If you are considering an action that is likely to lead to a disruption in the supply of drugs produced at your facility, FDA requests that you contact CDER’s Drug Shortages Staff immediately, at drugshortages@fda.hhs.gov, so that FDA can work with you on the most effective way to bring your operations into compliance with the law. Contacting the Drug Shortages Staff also allows you to meet any obligations you may have to report discontinuances or interruptions in your drug manufacture under 21 U.S.C. 356C(b). This also allows FDA to consider, as soon as possible, what actions, if any, may be needed to avoid shortages and protect the health of patients who depend on your products.
Correct any violations promptly. Failure to promptly and adequately address this matter may result in regulatory or legal action without further notice including, without limitation, seizure and injunction. Unresolved violations may also prevent other Federal agencies from awarding contracts.

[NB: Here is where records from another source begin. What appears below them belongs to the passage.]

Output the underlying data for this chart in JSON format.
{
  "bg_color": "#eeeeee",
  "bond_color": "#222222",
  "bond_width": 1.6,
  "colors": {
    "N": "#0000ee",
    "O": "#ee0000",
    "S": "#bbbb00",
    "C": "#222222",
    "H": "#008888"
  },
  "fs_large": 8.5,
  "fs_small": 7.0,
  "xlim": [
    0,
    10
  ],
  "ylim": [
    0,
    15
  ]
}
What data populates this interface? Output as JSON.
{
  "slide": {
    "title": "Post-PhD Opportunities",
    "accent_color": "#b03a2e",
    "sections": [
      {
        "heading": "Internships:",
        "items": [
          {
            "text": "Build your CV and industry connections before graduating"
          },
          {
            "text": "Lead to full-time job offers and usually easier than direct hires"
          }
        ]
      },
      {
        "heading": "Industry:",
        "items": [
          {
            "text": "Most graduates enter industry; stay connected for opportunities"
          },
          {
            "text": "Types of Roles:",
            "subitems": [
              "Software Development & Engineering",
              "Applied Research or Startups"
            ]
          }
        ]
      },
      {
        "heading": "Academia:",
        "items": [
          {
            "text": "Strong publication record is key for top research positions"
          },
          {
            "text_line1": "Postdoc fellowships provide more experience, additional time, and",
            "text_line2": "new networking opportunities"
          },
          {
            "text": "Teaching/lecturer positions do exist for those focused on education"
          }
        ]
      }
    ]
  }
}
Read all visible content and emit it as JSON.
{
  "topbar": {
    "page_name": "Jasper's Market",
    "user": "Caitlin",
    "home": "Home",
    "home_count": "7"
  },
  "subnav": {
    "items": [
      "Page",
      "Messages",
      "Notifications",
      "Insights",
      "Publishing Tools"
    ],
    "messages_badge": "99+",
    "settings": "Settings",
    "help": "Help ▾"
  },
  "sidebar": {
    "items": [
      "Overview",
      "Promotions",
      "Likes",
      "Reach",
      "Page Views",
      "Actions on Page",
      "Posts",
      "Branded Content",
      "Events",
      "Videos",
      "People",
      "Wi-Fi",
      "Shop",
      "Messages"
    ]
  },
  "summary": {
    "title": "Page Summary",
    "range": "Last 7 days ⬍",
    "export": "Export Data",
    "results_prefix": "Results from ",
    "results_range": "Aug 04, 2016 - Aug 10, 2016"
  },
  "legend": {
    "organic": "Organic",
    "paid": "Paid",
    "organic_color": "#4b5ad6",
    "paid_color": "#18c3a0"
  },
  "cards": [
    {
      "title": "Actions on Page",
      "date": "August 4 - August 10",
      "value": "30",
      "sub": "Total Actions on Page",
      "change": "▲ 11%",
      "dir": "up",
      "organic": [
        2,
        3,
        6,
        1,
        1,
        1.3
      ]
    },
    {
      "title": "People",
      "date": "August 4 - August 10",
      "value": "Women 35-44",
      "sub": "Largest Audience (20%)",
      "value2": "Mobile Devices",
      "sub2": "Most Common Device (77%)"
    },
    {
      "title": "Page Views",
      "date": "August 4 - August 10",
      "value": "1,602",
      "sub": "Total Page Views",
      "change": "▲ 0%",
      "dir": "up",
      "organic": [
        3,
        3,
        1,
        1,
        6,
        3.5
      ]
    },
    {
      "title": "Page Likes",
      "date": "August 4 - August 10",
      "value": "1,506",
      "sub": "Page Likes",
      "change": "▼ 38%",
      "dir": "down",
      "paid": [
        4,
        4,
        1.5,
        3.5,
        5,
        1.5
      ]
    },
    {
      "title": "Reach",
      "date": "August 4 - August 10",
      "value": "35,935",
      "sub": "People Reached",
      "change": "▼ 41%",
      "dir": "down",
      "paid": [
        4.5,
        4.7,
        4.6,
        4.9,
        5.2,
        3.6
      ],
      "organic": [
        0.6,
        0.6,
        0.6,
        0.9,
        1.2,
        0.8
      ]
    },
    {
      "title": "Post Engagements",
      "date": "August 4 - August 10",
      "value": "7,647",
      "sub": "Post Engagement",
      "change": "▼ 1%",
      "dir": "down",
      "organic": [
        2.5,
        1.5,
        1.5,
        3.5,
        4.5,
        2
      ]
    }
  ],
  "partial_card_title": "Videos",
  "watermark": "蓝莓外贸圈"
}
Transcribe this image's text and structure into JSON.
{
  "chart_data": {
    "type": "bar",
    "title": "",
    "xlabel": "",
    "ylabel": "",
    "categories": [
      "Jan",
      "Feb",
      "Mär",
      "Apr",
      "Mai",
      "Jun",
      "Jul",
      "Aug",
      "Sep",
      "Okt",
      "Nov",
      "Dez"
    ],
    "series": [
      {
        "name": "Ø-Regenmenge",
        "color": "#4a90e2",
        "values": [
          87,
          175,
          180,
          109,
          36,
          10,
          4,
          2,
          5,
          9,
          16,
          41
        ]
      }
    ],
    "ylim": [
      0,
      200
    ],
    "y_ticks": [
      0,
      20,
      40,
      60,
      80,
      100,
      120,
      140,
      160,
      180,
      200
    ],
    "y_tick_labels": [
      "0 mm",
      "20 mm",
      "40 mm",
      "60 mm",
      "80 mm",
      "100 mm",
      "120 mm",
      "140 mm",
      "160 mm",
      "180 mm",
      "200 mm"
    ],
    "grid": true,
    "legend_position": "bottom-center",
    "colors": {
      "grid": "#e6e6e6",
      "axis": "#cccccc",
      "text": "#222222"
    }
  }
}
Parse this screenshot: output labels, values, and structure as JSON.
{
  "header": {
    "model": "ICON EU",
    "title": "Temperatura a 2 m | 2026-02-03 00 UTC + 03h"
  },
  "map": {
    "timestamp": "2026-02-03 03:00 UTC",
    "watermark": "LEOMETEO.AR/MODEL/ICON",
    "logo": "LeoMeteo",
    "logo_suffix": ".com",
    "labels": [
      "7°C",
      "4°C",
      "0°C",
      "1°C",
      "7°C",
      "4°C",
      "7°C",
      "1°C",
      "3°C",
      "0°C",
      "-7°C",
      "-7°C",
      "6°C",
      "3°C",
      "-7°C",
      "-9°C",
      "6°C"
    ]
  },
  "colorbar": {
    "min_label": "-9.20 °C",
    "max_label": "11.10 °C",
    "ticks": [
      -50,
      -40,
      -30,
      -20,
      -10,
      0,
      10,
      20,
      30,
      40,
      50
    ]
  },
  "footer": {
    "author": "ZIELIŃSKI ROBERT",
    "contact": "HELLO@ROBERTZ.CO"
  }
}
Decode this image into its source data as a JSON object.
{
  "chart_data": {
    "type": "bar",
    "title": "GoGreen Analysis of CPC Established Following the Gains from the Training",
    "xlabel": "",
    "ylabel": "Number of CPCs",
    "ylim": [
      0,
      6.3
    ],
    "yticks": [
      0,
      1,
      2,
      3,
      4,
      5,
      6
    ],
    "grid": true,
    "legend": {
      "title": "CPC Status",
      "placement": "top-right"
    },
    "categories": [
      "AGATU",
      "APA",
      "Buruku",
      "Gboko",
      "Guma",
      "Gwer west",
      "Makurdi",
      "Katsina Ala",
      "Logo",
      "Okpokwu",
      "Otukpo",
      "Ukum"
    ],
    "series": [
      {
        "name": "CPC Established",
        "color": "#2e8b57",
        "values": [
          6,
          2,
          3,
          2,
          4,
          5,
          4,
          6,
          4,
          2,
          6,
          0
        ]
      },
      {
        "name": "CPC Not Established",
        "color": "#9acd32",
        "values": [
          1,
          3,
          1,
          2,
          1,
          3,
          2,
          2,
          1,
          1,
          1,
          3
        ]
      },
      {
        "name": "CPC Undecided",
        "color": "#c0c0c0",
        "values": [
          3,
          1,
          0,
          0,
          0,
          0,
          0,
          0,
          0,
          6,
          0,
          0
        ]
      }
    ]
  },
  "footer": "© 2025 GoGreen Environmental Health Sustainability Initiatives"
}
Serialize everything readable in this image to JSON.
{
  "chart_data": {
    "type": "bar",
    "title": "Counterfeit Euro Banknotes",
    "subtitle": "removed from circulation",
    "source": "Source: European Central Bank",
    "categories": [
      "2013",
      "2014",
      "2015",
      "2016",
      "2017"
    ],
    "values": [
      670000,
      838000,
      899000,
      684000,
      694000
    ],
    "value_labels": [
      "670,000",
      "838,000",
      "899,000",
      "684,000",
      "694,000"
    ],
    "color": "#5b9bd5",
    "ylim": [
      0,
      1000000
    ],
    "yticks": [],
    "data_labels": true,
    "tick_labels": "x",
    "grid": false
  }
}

Failure to address violations may also cause FDA to withhold issuance of export certificates. FDA may withhold approval of new applications or supplements listing your firm as a drug manufacturer until any violations are completely addressed and we confirm your compliance with CGMP. We may re-inspect to verify that you have completed corrective actions to address any violations.
This letter notifies you of our findings and provides you an opportunity to address the above deficiencies. After you receive this letter, respond to this office in writing within 15 working days.2 Specify what you have done to address any violations and to prevent their recurrence. In response to this letter, you may provide additional information for our consideration as we continue to assess your activities and practices. If you cannot complete corrective actions within 15 working days, state your reasons for delay and your schedule for completion.
Send your electronic reply to CDER-OC-OMQ-Communications@fda.hhs.gov. Identify your response with FEI 2016148 and ATTN: Emily Wu.
Sincerely,
/S/
Francis Godwin
Director
Office of Manufacturing Quality
Office of Compliance
Center for Drug Evaluation and Research
__________________________
1 i.e. Quality System, Facilities & Equipment System, Materials System, Production System, Packaging & Labeling System, and Laboratory Control System per FDA’s guidance document Quality Systems Approach to Pharmaceutical CGMP Regulations.
2 Under program enhancements for the Generic Drug User Fee Amendments (GDUFA) reauthorization for fiscal years (FYs) 2023-2027, also known as the GDUFA III Commitment Letter, your facility may be eligible for a Post-Warning Letter Meeting to obtain preliminary feedback from FDA on the adequacy and completeness of your corrective action plans.